Como estávamos quase no topo da montanha, muitas vezes uma nuvem ou outra nos engolia, dando um ar londrino à paisagem e aumentando ainda mais a sensação do frio cortante. Por falar em frio, adivinhem? Não havia banho quente, claro! Era angustiante tomar banho todos os dias. A “cerimônia” do banho — cerimônia porque só rezando entrávamos embaixo daquela água — acontecia logo após as atividades da tarde, antes do sol sumir. Os militares nos davam alguns bizus, como por exemplo, entrar urrando e concentrar-se em outra coisa, pois, diziam, o frio era psicológico... Bem, tenho que discordar, o frio é fisiológico e não psicológico, não houve como ignorá-lo por mais que eu tenha tentado. Mas aquilo serviu como pré-adaptação ao gelo polar, se bem que, nem na Antártica senti tanto frio quanto naqueles dias nas Agulhas Negras.
Passamos mais cinco dias no Batalhão Toneleros, essa foi a etapa de inverno do TPA. Durante o período iluminado, fazíamos treinamento de alpinismo, agora sim, em atividades mais emocionantes do que aquelas escaladas iniciais na Marambaia. Houve tirolesa, rapéis mais altos e emocionantes — de até 30 metros —, treinamento de resgate de feridos, e escaladas, propriamente ditas, na rocha. Um amigo meu, o Christiano, se acidentou num rapel e fraturou o calcanhar, ainda bem que não foi nada muito grave. Felizmente havia uma unidade médica lá em cima e ele foi medicado imediatamente, mas o treinamento de inverno acabou para ele naquele dia. Ele havia sido, até então, um grande companheiro de aventuras, pois havia algumas atividades que eram opcionais, como o rapel de 30 metros, e sempre éramos, nós dois, os voluntários.
Os dois últimos dias do TPA foram reservados para irmos até as prateleiras — uma formação rochosa bastante interessante — num dia e até o cume do pico das Agulhas Negras no outro. Fomos divididos em dois grupos, assim num dia um grupo ia até as prateleiras enquanto o outro ficava com o cume, e no dia seguinte a situação se inverteria. Eu estava no grupo que subiu até as prateleiras no primeiro dia. A subida não foi difícil, apenas um obstáculo ou outro mais complicado, mas nada que requeresse muita experiência em escaladas. Já o esplendor da visão que tivemos quando chegamos ao nosso destino não foi nem um pouco proporcional à dificuldade de se chegar lá. Aquilo foi maravilhoso, um mar de nuvens se estendeu a nossos pés quando chegamos às prateleiras. O tapete de nuvens parecia feito de algodão. Parecia que, se você se jogasse em direção a elas cairia em um imenso colchão macio. Naquele momento entendi perfeitamente como se sente um alpinista ao chegar ao cume de uma montanha. Aquela visão, aquele espetáculo, não tem preço. Não há palavras que exprimam o sentimento que nos tomou naquele momento, pois tudo aquilo foi inarrável. E isso porque eu ainda não sabia o que nos esperava no dia seguinte...
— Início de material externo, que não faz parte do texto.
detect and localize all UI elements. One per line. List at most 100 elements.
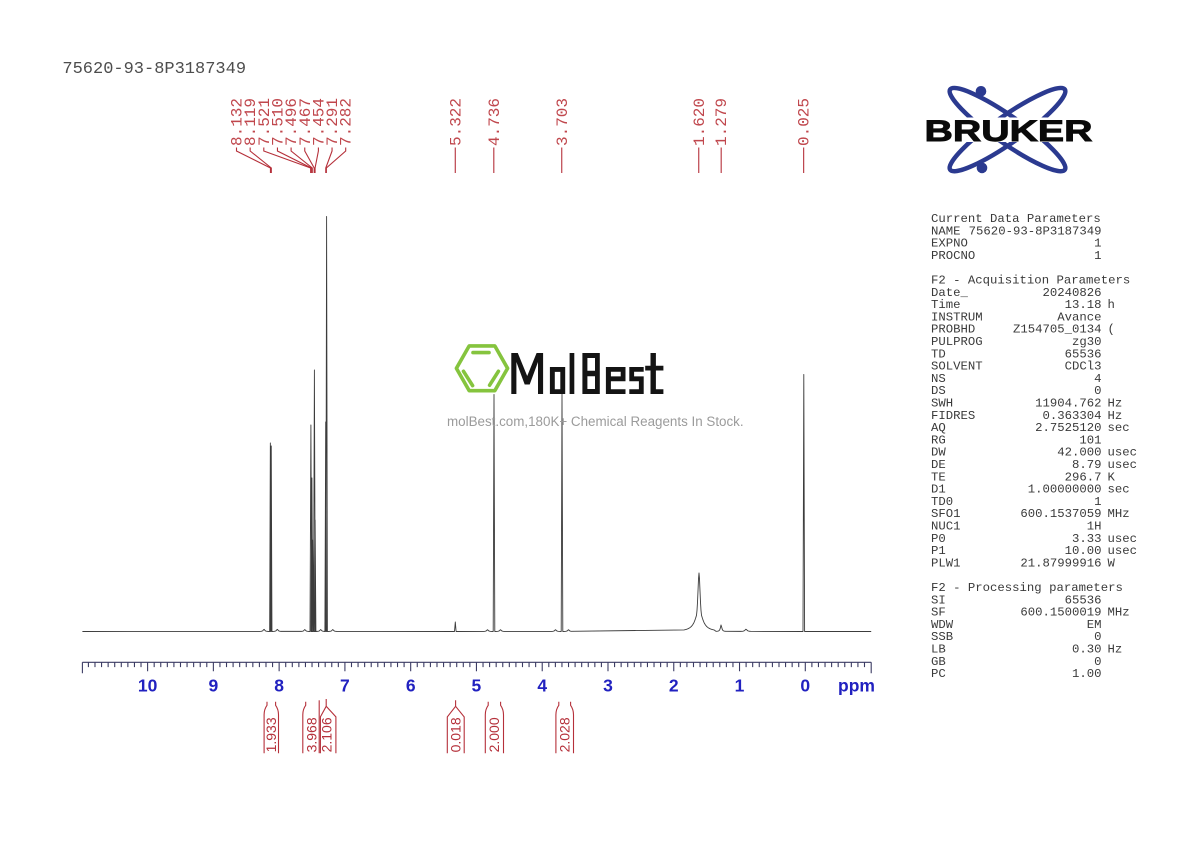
svg-text:13.18: 13.18 (1065, 298, 1102, 312)
svg-text:MHz: MHz (1108, 507, 1130, 521)
svg-text:DE: DE (931, 458, 946, 472)
svg-text:1: 1 (735, 676, 745, 696)
svg-text:ppm: ppm (838, 676, 875, 696)
svg-text:75620-93-8P3187349: 75620-93-8P3187349 (969, 224, 1102, 238)
svg-text:2: 2 (669, 676, 679, 696)
svg-text:TD: TD (931, 347, 946, 361)
svg-text:65536: 65536 (1065, 347, 1102, 361)
svg-text:NS: NS (931, 372, 946, 386)
svg-text:21.87999916: 21.87999916 (1020, 556, 1101, 570)
svg-text:6: 6 (406, 676, 416, 696)
svg-text:8.132: 8.132 (229, 98, 247, 146)
svg-text:42.000: 42.000 (1057, 446, 1101, 460)
svg-text:11904.762: 11904.762 (1035, 397, 1101, 411)
svg-text:101: 101 (1079, 433, 1101, 447)
svg-text:SWH: SWH (931, 397, 953, 411)
svg-text:1.00000000: 1.00000000 (1028, 483, 1102, 497)
svg-text:Hz: Hz (1108, 643, 1123, 657)
svg-text:usec: usec (1108, 544, 1138, 558)
svg-text:W: W (1108, 556, 1116, 570)
svg-text:AQ: AQ (931, 421, 946, 435)
svg-text:0.018: 0.018 (448, 717, 464, 752)
svg-text:0: 0 (1094, 384, 1101, 398)
svg-text:SI: SI (931, 593, 946, 607)
svg-text:zg30: zg30 (1072, 335, 1102, 349)
svg-text:7.291: 7.291 (324, 98, 342, 146)
svg-text:GB: GB (931, 655, 946, 669)
svg-text:usec: usec (1108, 532, 1138, 546)
svg-text:7.496: 7.496 (283, 98, 301, 146)
svg-text:1: 1 (1094, 249, 1101, 263)
svg-text:DS: DS (931, 384, 946, 398)
svg-text:0.363304: 0.363304 (1042, 409, 1101, 423)
svg-text:CDCl3: CDCl3 (1065, 360, 1102, 374)
svg-text:3.703: 3.703 (554, 98, 572, 146)
svg-text:TD0: TD0 (931, 495, 953, 509)
svg-text:0: 0 (1094, 655, 1101, 669)
svg-text:PROCNO: PROCNO (931, 249, 975, 263)
svg-text:1.933: 1.933 (263, 717, 279, 752)
svg-text:Hz: Hz (1108, 397, 1123, 411)
svg-text:10.00: 10.00 (1065, 544, 1102, 558)
svg-text:PC: PC (931, 667, 946, 681)
svg-text:8.79: 8.79 (1072, 458, 1102, 472)
svg-text:sec: sec (1108, 421, 1130, 435)
svg-text:usec: usec (1108, 458, 1138, 472)
svg-text:7.510: 7.510 (269, 98, 287, 146)
svg-text:3: 3 (603, 676, 613, 696)
svg-text:5: 5 (472, 676, 482, 696)
svg-text:Hz: Hz (1108, 409, 1123, 423)
svg-text:SF: SF (931, 606, 946, 620)
svg-text:600.1500019: 600.1500019 (1020, 606, 1101, 620)
svg-text:4: 4 (1094, 372, 1101, 386)
svg-text:0.025: 0.025 (796, 98, 814, 146)
svg-text:3.33: 3.33 (1072, 532, 1102, 546)
svg-text:600.1537059: 600.1537059 (1020, 507, 1101, 521)
svg-text:(: ( (1108, 323, 1115, 337)
svg-text:2.000: 2.000 (486, 717, 502, 752)
svg-text:SSB: SSB (931, 630, 953, 644)
svg-text:1H: 1H (1087, 520, 1102, 534)
svg-text:INSTRUM: INSTRUM (931, 310, 983, 324)
svg-text:EM: EM (1087, 618, 1102, 632)
svg-text:P0: P0 (931, 532, 946, 546)
svg-text:WDW: WDW (931, 618, 954, 632)
svg-text:2.106: 2.106 (318, 717, 334, 752)
svg-text:296.7: 296.7 (1065, 470, 1102, 484)
svg-text:Z154705_0134: Z154705_0134 (1013, 323, 1102, 337)
svg-text:1: 1 (1094, 495, 1101, 509)
svg-text:1.00: 1.00 (1072, 667, 1102, 681)
svg-text:SOLVENT: SOLVENT (931, 360, 983, 374)
svg-text:1.620: 1.620 (691, 98, 709, 146)
svg-text:7.521: 7.521 (256, 98, 274, 146)
svg-text:BRUKER: BRUKER (925, 115, 1093, 148)
svg-text:sec: sec (1108, 483, 1130, 497)
svg-text:Avance: Avance (1057, 310, 1101, 324)
svg-text:1: 1 (1094, 237, 1101, 251)
svg-text:Time: Time (931, 298, 961, 312)
svg-text:PROBHD: PROBHD (931, 323, 975, 337)
svg-text:TE: TE (931, 470, 946, 484)
svg-text:10: 10 (138, 676, 158, 696)
svg-text:F2 - Acquisition Parameters: F2 - Acquisition Parameters (931, 274, 1130, 288)
svg-text:65536: 65536 (1065, 593, 1102, 607)
svg-text:EXPNO: EXPNO (931, 237, 968, 251)
svg-text:8: 8 (274, 676, 284, 696)
svg-text:0: 0 (800, 676, 810, 696)
svg-text:LB: LB (931, 643, 946, 657)
svg-text:SFO1: SFO1 (931, 507, 961, 521)
svg-text:PLW1: PLW1 (931, 556, 961, 570)
svg-text:2.028: 2.028 (557, 717, 573, 752)
svg-text:9: 9 (209, 676, 219, 696)
svg-text:F2 - Processing parameters: F2 - Processing parameters (931, 581, 1123, 595)
svg-text:Date_: Date_ (931, 286, 969, 300)
svg-text:D1: D1 (931, 483, 946, 497)
svg-text:7.454: 7.454 (310, 98, 328, 146)
svg-text:1.279: 1.279 (713, 98, 731, 146)
svg-text:20240826: 20240826 (1042, 286, 1101, 300)
svg-text:0.30: 0.30 (1072, 643, 1102, 657)
svg-text:4.736: 4.736 (486, 98, 504, 146)
svg-text:h: h (1108, 298, 1115, 312)
svg-text:NUC1: NUC1 (931, 520, 961, 534)
svg-text:RG: RG (931, 433, 946, 447)
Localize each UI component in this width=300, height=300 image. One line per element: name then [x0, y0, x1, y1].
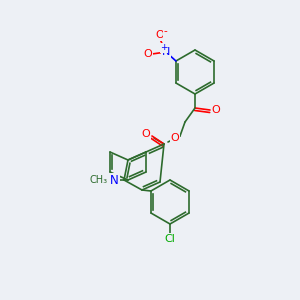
Text: O: O — [171, 133, 179, 143]
Text: CH₃: CH₃ — [90, 175, 108, 185]
Text: O: O — [156, 30, 164, 40]
Text: O: O — [142, 129, 150, 139]
Text: N: N — [162, 47, 170, 57]
Text: -: - — [163, 26, 167, 36]
Text: +: + — [160, 44, 168, 52]
Text: N: N — [110, 173, 119, 187]
Text: O: O — [144, 49, 152, 59]
Text: Cl: Cl — [165, 234, 176, 244]
Text: O: O — [212, 105, 220, 115]
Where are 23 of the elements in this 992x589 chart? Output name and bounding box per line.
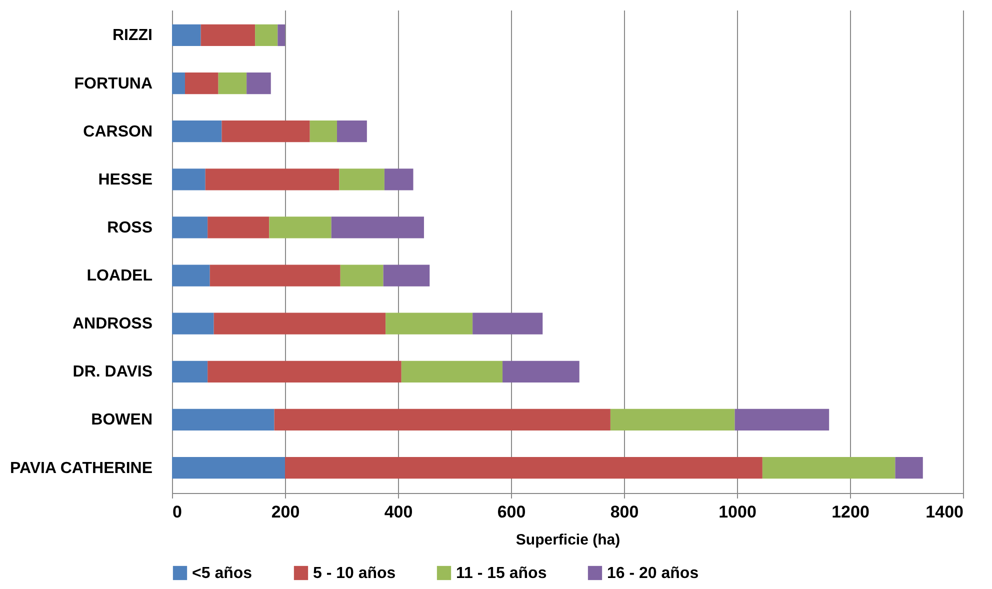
y-tick-label: CARSON — [83, 123, 152, 140]
y-tick-label: FORTUNA — [74, 75, 153, 92]
x-tick-label: 200 — [271, 502, 300, 522]
x-tick-label: 1200 — [832, 502, 870, 522]
x-tick-label: 400 — [384, 502, 413, 522]
y-tick-label: ANDROSS — [72, 316, 153, 333]
y-tick-label: BOWEN — [91, 412, 152, 429]
y-tick-label: HESSE — [98, 171, 153, 188]
y-tick-label: ROSS — [107, 219, 153, 236]
x-tick-label: 1400 — [926, 502, 964, 522]
x-axis-title: Superficie (ha) — [516, 532, 620, 548]
x-tick-label: 600 — [497, 502, 526, 522]
x-tick-label: 0 — [172, 502, 182, 522]
legend-label: 5 - 10 años — [313, 565, 396, 582]
legend-label: 16 - 20 años — [607, 565, 699, 582]
y-tick-label: PAVIA CATHERINE — [10, 460, 153, 477]
y-tick-label: RIZZI — [112, 27, 152, 44]
legend-label: <5 años — [192, 565, 252, 582]
legend-label: 11 - 15 años — [456, 565, 547, 582]
y-tick-label: DR. DAVIS — [72, 364, 153, 381]
y-tick-label: LOADEL — [86, 268, 153, 285]
x-tick-label: 800 — [610, 502, 639, 522]
x-tick-label: 1000 — [718, 502, 756, 522]
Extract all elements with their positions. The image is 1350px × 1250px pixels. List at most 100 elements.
A subida ao cume do Pico das Agulhas Negras foi ainda mais emocionante. Nem todos do grupo chegaram lá. Houve um trecho em que precisamos aplicar algumas técnicas de escalada, como, por exemplo, fazer uma chaminé. Obviamente eu fui um dos voluntários. Sofri um pouco, mas valeu cada gota de suor derramado. Quando cheguei ao cume, com mais umas três pessoas do grupo científico, alguns alpinistas já estavam lá. O cenário foi desconcertante. Se das prateleiras já podíamos ver aquele enorme mar de nuvens, do cume percebemos que não havia nenhum ponto acima de onde estávamos. O horizonte se estendia ao longe e o resto do mundo abaixo de nós. Um dos alpinistas soltou um urro ensurdecedor, abrindo os braços. Foi uma reação em cadeia; todos os que estavam lá fizeram o mesmo. Terapia para quê? Aquilo era muito melhor. Depois de aproveitarmos o momento, único, de se estar naquele lugar maravilhoso, assinamos um livro que fica permanentemente no cume, protegido dentro de uma caixa de alumínio. Os que chegam lá têm o privilégio de poder assinar o livro e deixar uma mensagem. A minha está lá, e, só para aguçar a curiosidade do leitor, não vou reportá-la aqui. Quem um dia subir até o cume do Agulhas Negras, vá até a data 16 de agosto de 1994 e veja o que um então jovem estudante de física escreveu nas já amareladas linhas daquele simbólico livro.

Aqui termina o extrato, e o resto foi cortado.